(TLDR: Tumblr produced a garbage algorithm that over-fit to the training data and forgot quite how horny everyone is on this site.)
OK so Tumblr’s dying right now and in their death throes they’re marking posts as NSFW left right and centre. Random images are being labelled as explicit despite being scenic landscapes or whatever the fuck. But I think I might have an answer as to why. I am not an expert or anything, nor do I have any particular insight into the dumpster fire that is managing a social media platform. I know a little bit about machine recognition and image recognition, so let see how far that can take us.

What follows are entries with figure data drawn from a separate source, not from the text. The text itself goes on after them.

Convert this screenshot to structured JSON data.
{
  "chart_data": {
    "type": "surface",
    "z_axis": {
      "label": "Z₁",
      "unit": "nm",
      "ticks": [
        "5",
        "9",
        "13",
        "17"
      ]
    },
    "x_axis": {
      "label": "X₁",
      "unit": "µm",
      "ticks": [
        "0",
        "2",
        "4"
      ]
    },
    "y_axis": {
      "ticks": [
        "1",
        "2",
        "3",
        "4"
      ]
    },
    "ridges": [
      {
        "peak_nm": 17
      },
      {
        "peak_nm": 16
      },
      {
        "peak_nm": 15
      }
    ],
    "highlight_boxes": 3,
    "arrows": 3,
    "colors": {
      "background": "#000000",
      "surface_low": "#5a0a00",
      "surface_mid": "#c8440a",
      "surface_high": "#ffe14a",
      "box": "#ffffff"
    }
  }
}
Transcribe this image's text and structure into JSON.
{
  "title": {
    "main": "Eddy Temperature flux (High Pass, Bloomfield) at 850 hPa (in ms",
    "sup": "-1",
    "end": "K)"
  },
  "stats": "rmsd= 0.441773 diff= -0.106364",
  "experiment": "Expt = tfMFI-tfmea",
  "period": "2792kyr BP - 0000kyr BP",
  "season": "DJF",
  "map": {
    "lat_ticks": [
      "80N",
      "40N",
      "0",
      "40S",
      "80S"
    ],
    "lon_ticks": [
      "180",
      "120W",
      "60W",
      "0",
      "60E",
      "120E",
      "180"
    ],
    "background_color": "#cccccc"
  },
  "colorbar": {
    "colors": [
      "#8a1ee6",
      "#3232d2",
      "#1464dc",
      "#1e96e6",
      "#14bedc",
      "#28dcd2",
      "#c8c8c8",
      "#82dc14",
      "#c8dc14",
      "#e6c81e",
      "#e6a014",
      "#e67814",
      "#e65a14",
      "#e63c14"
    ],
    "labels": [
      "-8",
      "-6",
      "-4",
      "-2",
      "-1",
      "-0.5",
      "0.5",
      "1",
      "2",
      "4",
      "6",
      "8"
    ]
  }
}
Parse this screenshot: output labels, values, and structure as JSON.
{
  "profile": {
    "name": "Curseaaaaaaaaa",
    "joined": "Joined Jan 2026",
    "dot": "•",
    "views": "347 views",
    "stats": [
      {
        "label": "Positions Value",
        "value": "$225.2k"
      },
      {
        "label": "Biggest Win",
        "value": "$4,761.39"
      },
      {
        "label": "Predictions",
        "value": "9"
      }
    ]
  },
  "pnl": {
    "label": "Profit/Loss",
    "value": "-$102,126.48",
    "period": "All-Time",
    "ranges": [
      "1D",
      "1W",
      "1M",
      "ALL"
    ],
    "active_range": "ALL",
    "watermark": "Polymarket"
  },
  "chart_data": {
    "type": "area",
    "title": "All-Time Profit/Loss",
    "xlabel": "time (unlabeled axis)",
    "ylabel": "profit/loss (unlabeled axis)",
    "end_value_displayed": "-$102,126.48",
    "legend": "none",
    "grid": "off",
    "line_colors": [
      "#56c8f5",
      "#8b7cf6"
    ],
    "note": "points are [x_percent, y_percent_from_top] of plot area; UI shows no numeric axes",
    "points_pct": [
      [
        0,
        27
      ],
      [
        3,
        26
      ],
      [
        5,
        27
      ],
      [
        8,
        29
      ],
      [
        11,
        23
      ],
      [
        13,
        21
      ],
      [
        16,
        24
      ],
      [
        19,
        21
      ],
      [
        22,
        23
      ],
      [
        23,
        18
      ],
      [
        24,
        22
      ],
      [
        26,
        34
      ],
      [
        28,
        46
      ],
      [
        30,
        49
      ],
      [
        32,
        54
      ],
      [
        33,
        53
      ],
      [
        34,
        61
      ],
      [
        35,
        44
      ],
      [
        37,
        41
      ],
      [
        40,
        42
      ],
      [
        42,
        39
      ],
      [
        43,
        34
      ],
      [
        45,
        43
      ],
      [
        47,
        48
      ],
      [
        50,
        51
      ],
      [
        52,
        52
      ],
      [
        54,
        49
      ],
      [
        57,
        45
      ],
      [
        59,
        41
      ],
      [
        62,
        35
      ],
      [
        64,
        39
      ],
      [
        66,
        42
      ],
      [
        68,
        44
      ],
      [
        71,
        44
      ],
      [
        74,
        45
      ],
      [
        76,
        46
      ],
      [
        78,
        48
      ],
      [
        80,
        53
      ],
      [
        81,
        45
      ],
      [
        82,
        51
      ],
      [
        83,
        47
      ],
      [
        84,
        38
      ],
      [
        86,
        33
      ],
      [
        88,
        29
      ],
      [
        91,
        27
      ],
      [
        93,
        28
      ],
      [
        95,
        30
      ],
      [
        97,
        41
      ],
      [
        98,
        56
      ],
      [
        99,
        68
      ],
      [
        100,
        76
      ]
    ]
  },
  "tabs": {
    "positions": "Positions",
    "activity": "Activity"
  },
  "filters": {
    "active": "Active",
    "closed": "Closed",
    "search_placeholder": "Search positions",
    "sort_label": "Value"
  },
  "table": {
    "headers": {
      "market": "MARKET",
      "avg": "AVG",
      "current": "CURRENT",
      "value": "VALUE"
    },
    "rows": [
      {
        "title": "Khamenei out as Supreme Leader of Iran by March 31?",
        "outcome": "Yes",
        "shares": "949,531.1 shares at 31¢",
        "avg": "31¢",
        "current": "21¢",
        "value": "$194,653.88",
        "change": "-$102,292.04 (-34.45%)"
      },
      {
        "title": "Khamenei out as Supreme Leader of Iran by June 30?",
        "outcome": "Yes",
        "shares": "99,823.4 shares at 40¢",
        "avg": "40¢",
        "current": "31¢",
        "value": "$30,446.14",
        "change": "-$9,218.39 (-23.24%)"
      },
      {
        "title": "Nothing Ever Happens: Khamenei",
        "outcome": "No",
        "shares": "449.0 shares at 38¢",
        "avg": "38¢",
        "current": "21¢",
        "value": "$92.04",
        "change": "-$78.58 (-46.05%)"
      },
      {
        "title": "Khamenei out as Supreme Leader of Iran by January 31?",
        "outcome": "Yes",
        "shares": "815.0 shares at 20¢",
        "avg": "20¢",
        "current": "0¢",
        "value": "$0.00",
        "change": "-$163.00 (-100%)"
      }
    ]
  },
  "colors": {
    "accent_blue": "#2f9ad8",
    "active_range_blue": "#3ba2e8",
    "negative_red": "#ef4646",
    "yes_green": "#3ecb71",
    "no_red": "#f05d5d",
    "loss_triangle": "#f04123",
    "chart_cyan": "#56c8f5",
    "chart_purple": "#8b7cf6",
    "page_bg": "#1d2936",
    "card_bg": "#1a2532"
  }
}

Image categorisation is super fucking tricky. There’s a whole bunch of different methods one can use, but a lot of the time they require a lot of data. This data usually takes the form of images that have been manually labelled with “Dick”/”Not Dick”, and from there we can use machine learning to blah blah blah profit. But the important part in this case is gathering the data. Tumblr already has plenty of explicit images on it, most of them helpfully labelled as #nsfw by the user. So we can just point our machine learning gizmos at this and let them run their magic right?
Right!
Except.
Think of the kind of explicit material on Tumblr. Beyond all the generic sex-bots and pornographers lies a sea of smut the likes of which the mortal mind cannot comprehend. Whole reams of creatures and inanimate objects with every permutation of genitals in, on, and around them. If you can picture it, someone wants to fuck it. And there’s little way for an algorithm to meaningfully distinguish between SuperMarioTheChillDude.jpg and SuperMarioTheCumHungrySlut.png, so It goes “Well they look pretty similar, so they’re probably both porn IDK.”
So the next time you find a picture of a cool rock labelled super horny, pour one out for all the rock fuckers out there.